The inevitable has happened with this government’s too-clever-by-half branding of their associate finance minister, and she has essentially been caught out by the easiest trap imaginable. The Conservatives submitted an Order Paper question asking for a definition of “middle class” by which the government could measure the success of its efforts at ensuring their prosperity, and lo, they were told that there is no measure that the government uses. Which is kind of embarrassing for a government that prides itself on data and metrics – that’s one of the reasons why they actually bit the bullet and decided on the Market-Basket Measure of poverty as their official definition, because that allowed them to track the success of their programmes in alleviating it (and yes, programmes like the Canada Child Benefit have had a measurable impact using these kinds of data). But what they can do for poverty, they can’t do for the Middle Class™.
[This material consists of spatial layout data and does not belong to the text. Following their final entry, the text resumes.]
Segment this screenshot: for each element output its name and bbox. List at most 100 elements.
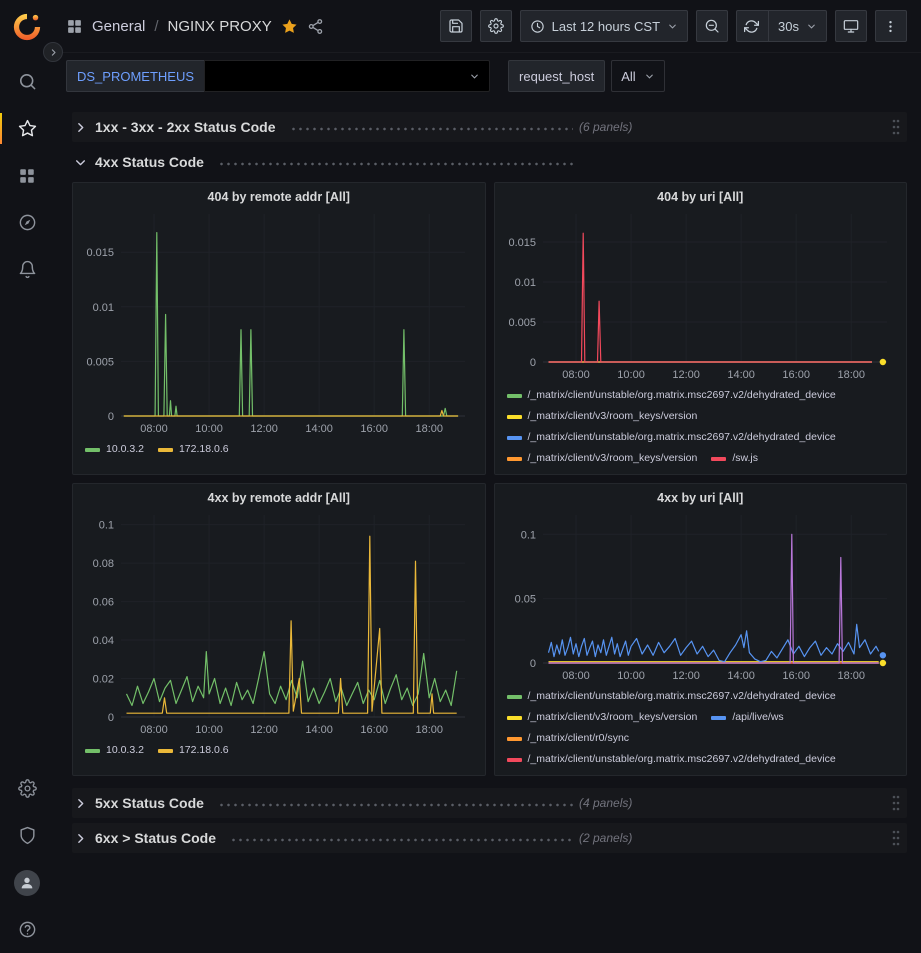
breadcrumb-section[interactable]: General	[92, 18, 145, 35]
legend-item[interactable]: 172.18.0.6	[158, 443, 229, 456]
svg-text:0: 0	[529, 658, 535, 670]
legend-item[interactable]: /api/live/ws	[711, 711, 783, 724]
time-range-label: Last 12 hours CST	[552, 19, 660, 34]
row-panel-count: (6 panels)	[579, 120, 632, 134]
sidebar-expand-toggle[interactable]	[43, 42, 63, 62]
tv-mode-button[interactable]	[835, 10, 867, 42]
row-5xx-status-code[interactable]: 5xx Status Code(4 panels)	[72, 788, 907, 818]
chevron-right-icon	[74, 832, 87, 845]
row-drag-handle[interactable]	[891, 117, 901, 137]
chart-area: 08:0010:0012:0014:0016:0018:0000.020.040…	[79, 507, 479, 739]
series-name: /_matrix/client/v3/room_keys/version	[528, 452, 698, 465]
legend-item[interactable]: /_matrix/client/unstable/org.matrix.msc2…	[507, 753, 836, 766]
row-drag-handle[interactable]	[891, 828, 901, 848]
variables-bar: DS_PROMETHEUS request_host All	[54, 53, 921, 101]
share-icon[interactable]	[307, 18, 324, 35]
sidebar-item-dashboards[interactable]	[0, 152, 54, 199]
variable-request-host: request_host All	[508, 60, 665, 92]
grafana-logo[interactable]	[12, 12, 42, 42]
svg-text:08:00: 08:00	[562, 369, 590, 381]
breadcrumb-title[interactable]: NGINX PROXY	[168, 18, 272, 35]
panel-grid: 404 by remote addr [All] 08:00 10:00 12:00 1…	[72, 182, 907, 776]
variable-datasource: DS_PROMETHEUS	[66, 60, 490, 92]
series-name: /_matrix/client/unstable/org.matrix.msc2…	[528, 690, 836, 703]
breadcrumb-separator: /	[154, 18, 158, 35]
panel-404-by-remote-addr-all: 404 by remote addr [All]08:0010:0012:001…	[72, 182, 486, 475]
dashboard-settings-button[interactable]	[480, 10, 512, 42]
row-drag-handle[interactable]	[891, 793, 901, 813]
sidebar-item-explore[interactable]	[0, 199, 54, 246]
panel-4xx-by-uri-all: 4xx by uri [All]08:0010:0012:0014:0016:0…	[494, 483, 908, 776]
chevron-right-icon	[74, 797, 87, 810]
favorite-star-icon[interactable]	[281, 18, 298, 35]
caret-down-icon	[806, 21, 817, 32]
time-range-picker[interactable]: Last 12 hours CST	[520, 10, 688, 42]
svg-text:0.01: 0.01	[514, 277, 535, 289]
sidebar-item-search[interactable]	[0, 58, 54, 105]
legend: 10.0.3.2 172.18.0.6	[79, 438, 479, 456]
series-name: /_matrix/client/v3/room_keys/version	[528, 711, 698, 724]
legend-item[interactable]: /_matrix/client/v3/room_keys/version	[507, 452, 698, 465]
legend-item[interactable]: /_matrix/client/unstable/org.matrix.msc2…	[507, 690, 836, 703]
chart-area: 08:0010:0012:0014:0016:0018:0000.0050.01…	[501, 206, 901, 384]
sidebar-item-alerting[interactable]	[0, 246, 54, 293]
legend-item[interactable]: /sw.js	[711, 452, 758, 465]
panel-4xx-by-remote-addr-all: 4xx by remote addr [All]08:0010:0012:001…	[72, 483, 486, 776]
refresh-button[interactable]	[736, 10, 768, 42]
panel-title[interactable]: 404 by remote addr [All]	[79, 183, 479, 206]
legend-item[interactable]: /_matrix/client/unstable/org.matrix.msc2…	[507, 431, 836, 444]
series-color-swatch	[507, 737, 522, 741]
row-title: 4xx Status Code	[95, 154, 204, 170]
svg-text:0: 0	[529, 357, 535, 369]
sidebar-item-configuration[interactable]	[0, 765, 54, 812]
svg-text:0.04: 0.04	[93, 635, 114, 647]
row-6xx-status-code[interactable]: 6xx > Status Code(2 panels)	[72, 823, 907, 853]
legend-item[interactable]: /_matrix/client/r0/sync	[507, 732, 630, 745]
more-options-button[interactable]	[875, 10, 907, 42]
row-4xx-status-code[interactable]: 4xx Status Code	[72, 147, 907, 177]
svg-text:0.015: 0.015	[508, 237, 536, 249]
series-color-swatch	[507, 415, 522, 419]
panel-title[interactable]: 4xx by remote addr [All]	[79, 484, 479, 507]
row-panel-count: (2 panels)	[579, 831, 632, 845]
sidebar-item-profile[interactable]	[0, 859, 54, 906]
legend-item[interactable]: 10.0.3.2	[85, 744, 144, 757]
legend: 10.0.3.2 172.18.0.6	[79, 739, 479, 757]
sidebar-item-starred[interactable]	[0, 105, 54, 152]
legend-item[interactable]: 172.18.0.6	[158, 744, 229, 757]
series-color-swatch	[507, 457, 522, 461]
legend-item[interactable]: 10.0.3.2	[85, 443, 144, 456]
shield-icon	[18, 826, 37, 845]
row-1xx-3xx-2xx-status-code[interactable]: 1xx - 3xx - 2xx Status Code(6 panels)	[72, 112, 907, 142]
svg-text:18:00: 18:00	[837, 670, 865, 682]
legend-item[interactable]: /_matrix/client/unstable/org.matrix.msc2…	[507, 389, 836, 402]
kebab-menu-icon	[883, 19, 898, 34]
clock-icon	[530, 19, 545, 34]
svg-text:12:00: 12:00	[672, 369, 700, 381]
svg-text:16:00: 16:00	[360, 724, 388, 736]
save-dashboard-button[interactable]	[440, 10, 472, 42]
legend-item[interactable]: /_matrix/client/v3/room_keys/version	[507, 410, 698, 423]
svg-text:18:00: 18:00	[415, 724, 443, 736]
panel-title[interactable]: 4xx by uri [All]	[501, 484, 901, 507]
svg-text:0.1: 0.1	[520, 529, 535, 541]
datasource-select[interactable]	[204, 60, 490, 92]
svg-text:14:00: 14:00	[305, 724, 333, 736]
panel-title[interactable]: 404 by uri [All]	[501, 183, 901, 206]
legend-item[interactable]: /_matrix/client/v3/room_keys/version	[507, 711, 698, 724]
gear-icon	[18, 779, 37, 798]
caret-down-icon	[667, 21, 678, 32]
series-color-swatch	[507, 716, 522, 720]
series-color-swatch	[158, 448, 173, 452]
sidebar-item-help[interactable]	[0, 906, 54, 953]
sidebar-item-server-admin[interactable]	[0, 812, 54, 859]
dotted-leader	[218, 162, 573, 166]
dashboards-grid-icon	[18, 167, 36, 185]
svg-text:0.015: 0.015	[86, 247, 114, 259]
refresh-interval-dropdown[interactable]: 30s	[768, 10, 827, 42]
series-name: /_matrix/client/r0/sync	[528, 732, 630, 745]
request-host-select[interactable]: All	[611, 60, 664, 92]
svg-text:10:00: 10:00	[617, 369, 645, 381]
zoom-out-time-button[interactable]	[696, 10, 728, 42]
series-name: /api/live/ws	[732, 711, 783, 724]
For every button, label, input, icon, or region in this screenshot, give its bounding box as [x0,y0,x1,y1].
Of course, we all know that it’s because “middle class” isn’t an economic definition to this government, but a feel-good branding exercise. It’s the Middle Class™ And Those Working Hard To Join It, because we all know that everyone thinks they’re middle class (whether or not they have ponies), and most especially people on the wealthier end of the scale in this country. It’s all about a feeling, or a hand-wavey metric about having kids in hockey (an upper-class pursuit in this country). And this lack of a definition is exactly why this minister is the Minister of Middle Class™ Prosperity®, because it means nothing. It’s a trademarked slogan, transparently winking to Canadians about how this is how they plan to address the discontent underlying the populist movements taking place across the government – hoping that if they can reassure these voters that they’re being care of and not left behind, that they’re being heard, that somehow, it’ll keep the populist forces at bay. I’m not sure that it will work, but it’s blatantly happening, so we should all be aware that this is part of their plan.